CVDDL · Answer 44 · Fri Aug 04 2023 05:35:52 GMT+0800 (China Standard Time)

@AlonzoLeeeooo 感谢回答。我用64张卡， batchsize每张卡4，训练了大概200k iterations，大概一周。出现了几个问题，scale_lr=True开始不久就直接崩了，输出只有noise。另一个问题是训练iterations越多，生成的背景就越简单。这个我百思不得其解。我用的是stable-diffusion的官方代码，Unet的input channel是9， autoencoder输出channel是4。
你提到的“scale_lr没记错的话是根据你的训练用的显卡数量把lr平均”，我看code好像是直接lrbatchsize#GPs。这样原先5e-5d的lr，累积后就是1.28e-3，模型好像有点敏感。另外， finetune过程中，clip是用同一lr一起fine-tune吗？

USTC-liuchang · Answer 45 · Sat Aug 05 2023 14:21:38 GMT+0800 (China Standard Time)

@AlonzoLeeeooo 感谢回答。我用64张卡， batchsize每张卡4，训练了大概200k iterations，大概一周。出现了几个问题，scale_lr=True开始不久就直接崩了，输出只有noise。另一个问题是训练iterations越多，生成的背景就越简单。这个我百思不得其解。我用的是stable-diffusion的官方代码，Unet的input channel是9， autoencoder输出channel是4。
你提到的“scale_lr没记错的话是根据你的训练用的显卡数量把lr平均”，我看code好像是直接lrbatchsize#GPs。这样原先5e-5d的lr，累积后就是1.28e-3，模型好像有点敏感。另外， finetune过程中，clip是用同一lr一起fine-tune吗？

是在Places2上做的训练吗？diffusion比较吃数据量，太小的数据集可能会做不好。按理来说这个设定应该能得到一个初步结果，建议你最好检查一下有没有bug，scale_lr 这个是我记错了，不过1.28e-3可能有点大了，训练可能会飞很正常。训inpainting不用clip吧，你用的config文件是inpaint_big那个吗？

CVDDL · Answer 46 · Mon Aug 07 2023 19:00:39 GMT+0800 (China Standard Time)

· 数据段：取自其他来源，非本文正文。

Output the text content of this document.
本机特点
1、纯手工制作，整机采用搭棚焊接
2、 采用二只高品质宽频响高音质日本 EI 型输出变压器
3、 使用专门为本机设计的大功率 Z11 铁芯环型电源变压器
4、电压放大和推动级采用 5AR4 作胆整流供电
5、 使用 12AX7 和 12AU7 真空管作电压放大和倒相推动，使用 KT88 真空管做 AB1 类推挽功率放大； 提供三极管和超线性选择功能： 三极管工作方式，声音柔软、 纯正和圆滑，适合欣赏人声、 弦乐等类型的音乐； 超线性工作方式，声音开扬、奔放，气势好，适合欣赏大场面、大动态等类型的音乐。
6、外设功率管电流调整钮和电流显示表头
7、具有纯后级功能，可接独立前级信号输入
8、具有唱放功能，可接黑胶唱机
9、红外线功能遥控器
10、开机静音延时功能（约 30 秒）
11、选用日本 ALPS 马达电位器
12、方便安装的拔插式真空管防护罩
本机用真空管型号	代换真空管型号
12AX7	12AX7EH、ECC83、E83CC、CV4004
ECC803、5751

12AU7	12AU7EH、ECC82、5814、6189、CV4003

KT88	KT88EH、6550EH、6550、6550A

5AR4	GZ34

@AlonzoLeeeooo 感谢回答。我用64张卡， batchsize每张卡4，训练了大概200k iterations，大概一周。出现了几个问题，scale_lr=True开始不久就直接崩了，输出只有noise。另一个问题是训练iterations越多，生成的背景就越简单。这个我百思不得其解。我用的是stable-diffusion的官方代码，Unet的input channel是9， autoencoder输出channel是4。
你提到的“scale_lr没记错的话是根据你的训练用的显卡数量把lr平均”，我看code好像是直接lr_batchsize_#GPs。这样原先5e-5d的lr，累积后就是1.28e-3，模型好像有点敏感。另外， finetune过程中，clip是用同一lr一起fine-tune吗？

是在Places2上做的训练吗？diffusion比较吃数据量，太小的数据集可能会做不好。按理来说这个设定应该能得到一个初步结果，建议你最好检查一下有没有bug，scale_lr 这个是我记错了，不过1.28e-3可能有点大了，训练可能会飞很正常。训inpainting不用clip吧，你用的config文件是inpaint_big那个吗？

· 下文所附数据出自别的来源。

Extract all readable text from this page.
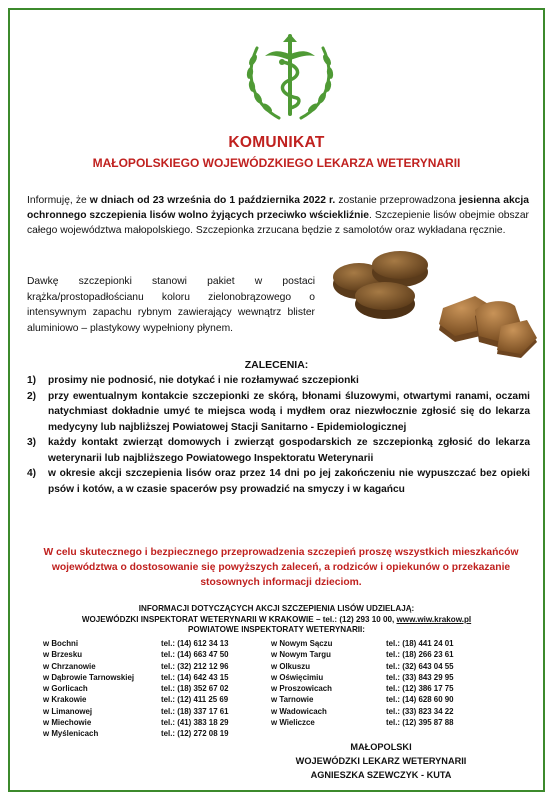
KOMUNIKAT
MAŁOPOLSKIEGO WOJEWÓDZKIEGO LEKARZA WETERYNARII

Informuję, że w dniach od 23 września do 1 października 2022 r. zostanie przeprowadzona jesienna akcja ochronnego szczepienia lisów wolno żyjących przeciwko wściekliźnie. Szczepienie lisów obejmie obszar całego województwa małopolskiego. Szczepionka zrzucana będzie z samolotów oraz wykładana ręcznie.

Dawkę szczepionki stanowi pakiet w postaci krążka/prostopadłościanu koloru zielonobrązowego o intensywnym zapachu rybnym zawierający wewnątrz blister aluminiowo – plastykowy wypełniony płynem.

ZALECENIA:
1) prosimy nie podnosić, nie dotykać i nie rozłamywać szczepionki
2) przy ewentualnym kontakcie szczepionki ze skórą, błonami śluzowymi, otwartymi ranami, oczami natychmiast dokładnie umyć te miejsca wodą i mydłem oraz niezwłocznie zgłosić się do lekarza medycyny lub najbliższej Powiatowej Stacji Sanitarno - Epidemiologicznej
3) każdy kontakt zwierząt domowych i zwierząt gospodarskich ze szczepionką zgłosić do lekarza weterynarii lub najbliższego Powiatowego Inspektoratu Weterynarii
4) w okresie akcji szczepienia lisów oraz przez 14 dni po jej zakończeniu nie wypuszczać bez opieki psów i kotów, a w czasie spacerów psy prowadzić na smyczy i w kagańcu

W celu skutecznego i bezpiecznego przeprowadzenia szczepień proszę wszystkich mieszkańców województwa o dostosowanie się powyższych zaleceń, a rodziców i opiekunów o przekazanie stosownych informacji dzieciom.

INFORMACJI DOTYCZĄCYCH AKCJI SZCZEPIENIA LISÓW UDZIELAJĄ:
WOJEWÓDZKI INSPEKTORAT WETERYNARII W KRAKOWIE – tel.: (12) 293 10 00, www.wiw.krakow.pl
POWIATOWE INSPEKTORATY WETERYNARII:
w Bochni	tel.: (14) 612 34 13	w Nowym Sączu	tel.: (18) 441 24 01
w Brzesku	tel.: (14) 663 47 50	w Nowym Targu	tel.: (18) 266 23 61
w Chrzanowie	tel.: (32) 212 12 96	w Olkuszu	tel.: (32) 643 04 55
w Dąbrowie Tarnowskiej	tel.: (14) 642 43 15	w Oświęcimiu	tel.: (33) 843 29 95
w Gorlicach	tel.: (18) 352 67 02	w Proszowicach	tel.: (12) 386 17 75
w Krakowie	tel.: (12) 411 25 69	w Tarnowie	tel.: (14) 628 60 90
w Limanowej	tel.: (18) 337 17 61	w Wadowicach	tel.: (33) 823 34 22
w Miechowie	tel.: (41) 383 18 29	w Wieliczce	tel.: (12) 395 87 88
w Myślenicach	tel.: (12) 272 08 19
MAŁOPOLSKI
WOJEWÓDZKI LEKARZ WETERYNARII
AGNIESZKA SZEWCZYK - KUTA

我用的stable diffusion model v2的模型，inpainting的输入包括了text。我在laion 4.5 dataset上训练的。

wenqing wang · Answer 47 · Thu Aug 17 2023 13:58:24 GMT+0800 (China Standard Time)

@AlonzoLeeeooo 你好，我想请问一下，训练inpainting的时候，有没有设置unconditional probability,就是以一定的概率，10%，把text设置为空，以此保证模型unconditional的能力。另外lr，设置多大合适，scale_lr设置为false吧？我训练出来的结果很糟糕。

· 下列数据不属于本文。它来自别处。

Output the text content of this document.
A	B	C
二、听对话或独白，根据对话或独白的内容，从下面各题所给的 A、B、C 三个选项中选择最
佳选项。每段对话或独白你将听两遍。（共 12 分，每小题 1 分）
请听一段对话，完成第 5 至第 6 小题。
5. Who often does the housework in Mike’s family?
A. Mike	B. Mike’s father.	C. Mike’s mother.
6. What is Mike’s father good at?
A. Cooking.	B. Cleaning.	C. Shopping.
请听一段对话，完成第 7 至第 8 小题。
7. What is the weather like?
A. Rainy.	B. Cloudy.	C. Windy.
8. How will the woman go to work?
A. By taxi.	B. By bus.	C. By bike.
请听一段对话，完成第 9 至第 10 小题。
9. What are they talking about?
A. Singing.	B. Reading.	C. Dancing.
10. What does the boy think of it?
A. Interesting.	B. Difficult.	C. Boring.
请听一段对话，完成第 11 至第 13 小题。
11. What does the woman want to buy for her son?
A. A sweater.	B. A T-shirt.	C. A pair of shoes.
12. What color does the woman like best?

这个应该是要设置的，设置的原因是因为采样的时候可以用classifier-free guidance，classifier-free guidance据观察对diffusion model的采样帮助很大。lr这个得调，具体可能跟你的训练数据有关系，你也可以参考一下官方paper补充材料里面提供的一些超参数设置（实验没记错的话应该是在Places2上面做的），他这个scale_lr没记错的话是根据你的训练用的显卡数量把lr平均。具体训练效果的话你训练了多久？有可能是没有训够，做inpainting有可能需要训一周以上（具体我没有尝试过，一个可供参考的数据是在CelebA人脸的无条件生成任务下训好一个模型大约需要4天左右）

@AlonzoLeeeooo 您好，请问在classifier-free guidance的sample中，您知道参数unconditional_conditioning应该怎样设置么，如果是none（ddim.py中），只调整unconditional_guidance_scale的话，好像并没有其作用，见下图：

同时，根据latent-imagenet-diffusion.ipynb这个参考，class条件会直接设成超出的类的数字，然后变成embedding传给unconditional_conditioning，但我不太清楚，如果是Image或者text，应该怎么做呢？

USTC-liuchang · Answer 48 · Fri Aug 18 2023 11:34:42 GMT+0800 (China Standard Time)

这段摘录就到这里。